In fact, let's cut to the chase and sign Key & Peele now. They get the Super Bowl better than anyone else on Earth, and they're not even half trying.
WE WANT PRICE-GOUGING, TRAFFIC ISSUES, MASSIVE INCONVENIENCES, NFL NETWORK SETS AS BIG AS UTAH AND A WEEK OF NEWS AND ENTERTAINMENT SURROUNDING B- AND C- AND EVEN D-LIST CELEBRI-MOPES YOU DON’T CARE ABOUT AND NEVER EVER WILL: We already know all that’s going to happen, so we wanted to give the NFL something it already knows how to do without much effort.
OH, AND WE WANT A WEIRDER ENDING THAN THE LAST ONE: We know there won’t be a more asinine play call than Pete Carroll’s, so that’s out, and in fact the one thing the Super Bowl has done pretty well over the years is provide game-deciding worth remembering. So really, we’re down to this:
Instead of the winning coach being doused with a gigantic bucket of colored sugar water with a familiar brand name, how about having said victor doused with a tub full of bees?
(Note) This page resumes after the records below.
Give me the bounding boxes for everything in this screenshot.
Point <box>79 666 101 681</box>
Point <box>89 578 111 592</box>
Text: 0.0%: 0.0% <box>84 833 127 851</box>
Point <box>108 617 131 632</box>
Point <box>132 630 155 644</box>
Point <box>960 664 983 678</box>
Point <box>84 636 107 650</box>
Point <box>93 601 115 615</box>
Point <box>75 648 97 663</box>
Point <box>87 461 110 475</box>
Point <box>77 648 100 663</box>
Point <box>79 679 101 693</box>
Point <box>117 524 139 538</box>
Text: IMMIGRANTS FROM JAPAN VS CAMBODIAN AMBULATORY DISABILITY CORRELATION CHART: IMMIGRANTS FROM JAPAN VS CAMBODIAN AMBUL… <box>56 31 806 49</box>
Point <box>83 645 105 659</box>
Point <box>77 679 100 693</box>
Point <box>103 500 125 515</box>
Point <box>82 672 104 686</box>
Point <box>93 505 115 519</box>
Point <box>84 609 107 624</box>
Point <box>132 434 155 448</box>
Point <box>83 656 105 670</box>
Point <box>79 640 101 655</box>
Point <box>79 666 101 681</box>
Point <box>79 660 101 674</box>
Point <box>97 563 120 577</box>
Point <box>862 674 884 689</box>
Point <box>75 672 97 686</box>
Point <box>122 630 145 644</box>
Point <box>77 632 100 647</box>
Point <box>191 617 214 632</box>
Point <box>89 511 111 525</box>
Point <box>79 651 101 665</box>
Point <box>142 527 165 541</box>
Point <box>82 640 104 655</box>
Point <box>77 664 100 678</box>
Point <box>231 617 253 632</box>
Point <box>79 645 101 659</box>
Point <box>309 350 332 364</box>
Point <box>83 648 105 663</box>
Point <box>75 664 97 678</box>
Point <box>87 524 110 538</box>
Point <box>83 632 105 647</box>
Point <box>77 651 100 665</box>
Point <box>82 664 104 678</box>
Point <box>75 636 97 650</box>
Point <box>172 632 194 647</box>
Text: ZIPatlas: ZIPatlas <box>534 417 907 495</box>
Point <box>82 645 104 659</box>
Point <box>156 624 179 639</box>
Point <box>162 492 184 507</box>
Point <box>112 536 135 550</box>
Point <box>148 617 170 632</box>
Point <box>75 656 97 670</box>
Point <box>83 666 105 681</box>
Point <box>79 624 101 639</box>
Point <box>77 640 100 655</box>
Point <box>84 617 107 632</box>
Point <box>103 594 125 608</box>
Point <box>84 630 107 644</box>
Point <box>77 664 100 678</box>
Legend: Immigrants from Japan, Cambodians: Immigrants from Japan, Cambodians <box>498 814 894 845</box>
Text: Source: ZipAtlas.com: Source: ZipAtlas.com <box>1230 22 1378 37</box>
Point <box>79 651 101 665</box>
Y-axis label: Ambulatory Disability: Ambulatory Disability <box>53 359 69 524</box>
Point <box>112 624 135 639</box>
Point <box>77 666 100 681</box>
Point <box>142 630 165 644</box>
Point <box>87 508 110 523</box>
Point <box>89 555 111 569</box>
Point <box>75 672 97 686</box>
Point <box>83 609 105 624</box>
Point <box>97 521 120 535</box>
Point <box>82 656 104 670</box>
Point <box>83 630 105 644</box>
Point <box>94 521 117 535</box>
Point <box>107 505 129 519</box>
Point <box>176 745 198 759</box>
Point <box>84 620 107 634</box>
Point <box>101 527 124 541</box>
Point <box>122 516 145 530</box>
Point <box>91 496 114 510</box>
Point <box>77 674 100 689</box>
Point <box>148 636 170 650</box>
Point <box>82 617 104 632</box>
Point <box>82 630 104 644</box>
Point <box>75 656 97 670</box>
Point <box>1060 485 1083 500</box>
It will be our way of saying, and we need this heard and understood, “You came, you saw, you robbed and pushed and poked and prodded and bored and annoyed us, and now you have to leave. And never, ever, ever return.”
Or maybe we can agree on a compromise. You can all come back, but leave Goodell at home. I mean, hosting a Super Bowl is enough of a buzzkill without him hanging around and making people wish they liked curling more.